Wasser und Wein als Zeichen für Juden und Christen | Predigt zu Joh. 2,1–11 | verfasst von Dietz Lange | 

Liebe Gemeinde!

„Auf Hochzeit Hektoliter Wasser in Wein verwandelt! Bild sprach mit Zauberer“. Mit einer solchen Balkenüberschrift hätte unser größtes Boulevardblatt diese Geschichte vermarktet, wenn es damals schon existiert hätte. Der Reporter hätte Jesus bedrängt, ihm den Trick zu verraten, wie er das denn gemacht hätte. Und er hätte ihn gefragt, ob er nicht Sorge hätte, dass die Gäste sich fürchterlich betrinken und vielleicht sogar randalieren würden. Dazu hätte er selfies mit Jesus gemacht.

Verrückte Idee, auf diese Weise eine Predigt anzufangen, werden Sie denken. Sie haben Recht. Ich habe es trotzdem getan, um auf die so ganz andere Art aufmerksam zu machen, in der Johannes diese Geschichte erzählt. Der Evangelist, den wir Johannes nennen, war natürlich kein Reporter. Er lebte erst mehrere Jahrzehnte nach Jesus. Den Kern dieser Geschichte hatte er aus mündlicher Überlieferung, die er dann auf seine Art sehr frei gestaltet hat. Diese Art ist ganz anders, als es einer sensationsgierigen Zeitung gefallen würde. Wieso Maria zuerst da war, wieso Jesus mit seinen Jüngern zu einer privaten Feier außerhalb seiner Heimatstadt eingeladen wurde, darüber hören wir nichts. Und das, was uns als heutige Zeitungsleser besonders interessieren würde, wie denn die Verwandlung des Wassers in Wein vor sich gegangen sein soll, und wie die großen Mengen Alkohol auf die Gäste gewirkt hätten, auch davon keine Silbe. Das Einzige, was nach einer Sensation klingt, ist die riesige Menge Wein. Ein kluger Mensch hat einmal nachgerechnet, wie viel das denn gewesen sein müsste, und ist auf irgendwo zwischen 240 und 700 Litern gekommen. Das ist in der Tat gewaltig. Aber wenn man bedenkt, dass orientalische Hochzeiten damals riesige Veranstaltungen waren, die sich über mehrere Tage hinzogen, und dass jeweils das ganze Dorf und noch jede Menge auswärtige Verwandte und Freunde daran teilnahmen, dann klingt das schon anders.

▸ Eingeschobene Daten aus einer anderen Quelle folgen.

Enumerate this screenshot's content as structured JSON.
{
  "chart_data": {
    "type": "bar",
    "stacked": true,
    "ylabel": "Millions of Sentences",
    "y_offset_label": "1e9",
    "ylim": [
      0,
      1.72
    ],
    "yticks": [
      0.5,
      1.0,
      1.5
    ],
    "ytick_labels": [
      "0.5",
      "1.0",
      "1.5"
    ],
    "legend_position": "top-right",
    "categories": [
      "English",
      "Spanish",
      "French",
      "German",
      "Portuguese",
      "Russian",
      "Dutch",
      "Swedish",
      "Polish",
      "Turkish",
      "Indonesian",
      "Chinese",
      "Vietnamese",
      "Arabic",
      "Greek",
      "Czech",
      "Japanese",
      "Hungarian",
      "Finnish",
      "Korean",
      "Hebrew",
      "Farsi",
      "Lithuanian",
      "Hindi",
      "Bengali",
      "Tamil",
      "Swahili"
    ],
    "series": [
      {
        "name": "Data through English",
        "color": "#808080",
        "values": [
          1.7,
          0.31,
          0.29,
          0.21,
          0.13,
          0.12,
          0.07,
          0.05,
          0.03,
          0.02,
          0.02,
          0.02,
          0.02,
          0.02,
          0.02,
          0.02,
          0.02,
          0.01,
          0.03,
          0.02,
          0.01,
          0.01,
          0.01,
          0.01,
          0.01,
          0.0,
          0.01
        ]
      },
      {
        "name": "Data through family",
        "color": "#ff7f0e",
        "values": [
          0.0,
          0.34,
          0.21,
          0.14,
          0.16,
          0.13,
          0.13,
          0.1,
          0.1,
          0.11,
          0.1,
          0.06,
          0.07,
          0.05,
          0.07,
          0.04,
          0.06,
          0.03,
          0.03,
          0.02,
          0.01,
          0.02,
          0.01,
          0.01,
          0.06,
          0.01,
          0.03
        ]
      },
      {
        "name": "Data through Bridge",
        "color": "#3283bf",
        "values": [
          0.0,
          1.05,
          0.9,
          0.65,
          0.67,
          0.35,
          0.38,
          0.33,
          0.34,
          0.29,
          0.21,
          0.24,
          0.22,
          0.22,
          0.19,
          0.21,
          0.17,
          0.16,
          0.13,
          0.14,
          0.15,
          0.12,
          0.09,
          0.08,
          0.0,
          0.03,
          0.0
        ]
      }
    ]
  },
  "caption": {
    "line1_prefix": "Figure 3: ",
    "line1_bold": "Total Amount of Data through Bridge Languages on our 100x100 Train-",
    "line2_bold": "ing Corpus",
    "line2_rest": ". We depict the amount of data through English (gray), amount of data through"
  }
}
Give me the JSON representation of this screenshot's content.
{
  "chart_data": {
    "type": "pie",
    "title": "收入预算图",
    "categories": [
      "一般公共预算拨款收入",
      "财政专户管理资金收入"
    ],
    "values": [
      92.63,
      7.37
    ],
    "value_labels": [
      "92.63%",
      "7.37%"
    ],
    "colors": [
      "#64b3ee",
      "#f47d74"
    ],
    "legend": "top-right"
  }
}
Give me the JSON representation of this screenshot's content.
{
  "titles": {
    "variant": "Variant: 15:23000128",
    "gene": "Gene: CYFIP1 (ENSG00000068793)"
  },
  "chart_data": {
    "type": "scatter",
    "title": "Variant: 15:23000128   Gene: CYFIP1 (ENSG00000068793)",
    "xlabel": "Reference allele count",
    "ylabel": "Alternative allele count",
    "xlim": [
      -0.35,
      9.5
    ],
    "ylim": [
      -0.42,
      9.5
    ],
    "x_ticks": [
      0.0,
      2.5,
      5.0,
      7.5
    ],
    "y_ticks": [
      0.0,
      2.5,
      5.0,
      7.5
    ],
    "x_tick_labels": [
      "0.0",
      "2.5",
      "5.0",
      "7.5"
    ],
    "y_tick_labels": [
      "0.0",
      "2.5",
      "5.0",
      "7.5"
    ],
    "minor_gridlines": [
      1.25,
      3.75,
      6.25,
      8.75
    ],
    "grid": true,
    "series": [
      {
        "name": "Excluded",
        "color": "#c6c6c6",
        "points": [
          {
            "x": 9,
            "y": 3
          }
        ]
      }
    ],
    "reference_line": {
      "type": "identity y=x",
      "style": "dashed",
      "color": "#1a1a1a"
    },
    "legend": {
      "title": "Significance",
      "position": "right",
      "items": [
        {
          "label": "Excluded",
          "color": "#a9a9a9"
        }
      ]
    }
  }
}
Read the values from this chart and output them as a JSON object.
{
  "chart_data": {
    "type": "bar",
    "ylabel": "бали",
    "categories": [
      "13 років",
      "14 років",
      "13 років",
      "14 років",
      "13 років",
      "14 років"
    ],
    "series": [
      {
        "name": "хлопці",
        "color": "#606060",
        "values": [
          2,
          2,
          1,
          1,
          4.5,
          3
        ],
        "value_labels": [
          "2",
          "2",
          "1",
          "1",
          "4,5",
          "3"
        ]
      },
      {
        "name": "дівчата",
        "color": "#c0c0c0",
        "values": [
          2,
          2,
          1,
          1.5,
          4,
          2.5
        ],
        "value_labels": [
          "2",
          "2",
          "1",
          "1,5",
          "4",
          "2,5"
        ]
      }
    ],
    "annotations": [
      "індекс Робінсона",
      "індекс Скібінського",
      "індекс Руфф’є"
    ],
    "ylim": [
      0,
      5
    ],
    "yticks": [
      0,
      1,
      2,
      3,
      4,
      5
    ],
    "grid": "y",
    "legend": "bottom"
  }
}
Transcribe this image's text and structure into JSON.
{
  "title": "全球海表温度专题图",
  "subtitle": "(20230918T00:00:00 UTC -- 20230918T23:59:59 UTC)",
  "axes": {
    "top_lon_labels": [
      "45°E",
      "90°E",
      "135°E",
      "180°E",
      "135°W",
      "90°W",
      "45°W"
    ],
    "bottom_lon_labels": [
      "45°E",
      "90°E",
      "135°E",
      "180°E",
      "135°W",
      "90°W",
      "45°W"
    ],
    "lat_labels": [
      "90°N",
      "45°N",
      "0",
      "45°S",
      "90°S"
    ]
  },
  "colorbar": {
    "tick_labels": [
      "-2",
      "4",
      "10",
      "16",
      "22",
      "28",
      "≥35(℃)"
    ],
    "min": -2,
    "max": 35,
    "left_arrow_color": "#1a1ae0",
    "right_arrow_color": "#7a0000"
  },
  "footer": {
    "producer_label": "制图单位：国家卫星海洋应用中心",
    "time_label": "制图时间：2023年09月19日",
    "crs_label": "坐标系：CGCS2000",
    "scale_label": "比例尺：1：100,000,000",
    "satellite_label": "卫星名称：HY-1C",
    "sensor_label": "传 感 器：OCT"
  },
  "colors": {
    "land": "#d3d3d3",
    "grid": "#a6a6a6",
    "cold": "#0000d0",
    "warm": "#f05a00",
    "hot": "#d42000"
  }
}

Kurz: Johannes erzählt die Geschichte nicht, um unsere Neugier zu befriedigen. Er will auch nicht Jesus als großen Zauberer hinstellen. Er hat zwar sicher geglaubt, dass dies Ereignis sich wirklich zugetragen habe, was die meisten von uns modernen Menschen sich gar nicht vorstellen können. Aber das, worauf es ihm ankommt, ist etwas anderes. Man muss nur ein bisschen genauer hingucken.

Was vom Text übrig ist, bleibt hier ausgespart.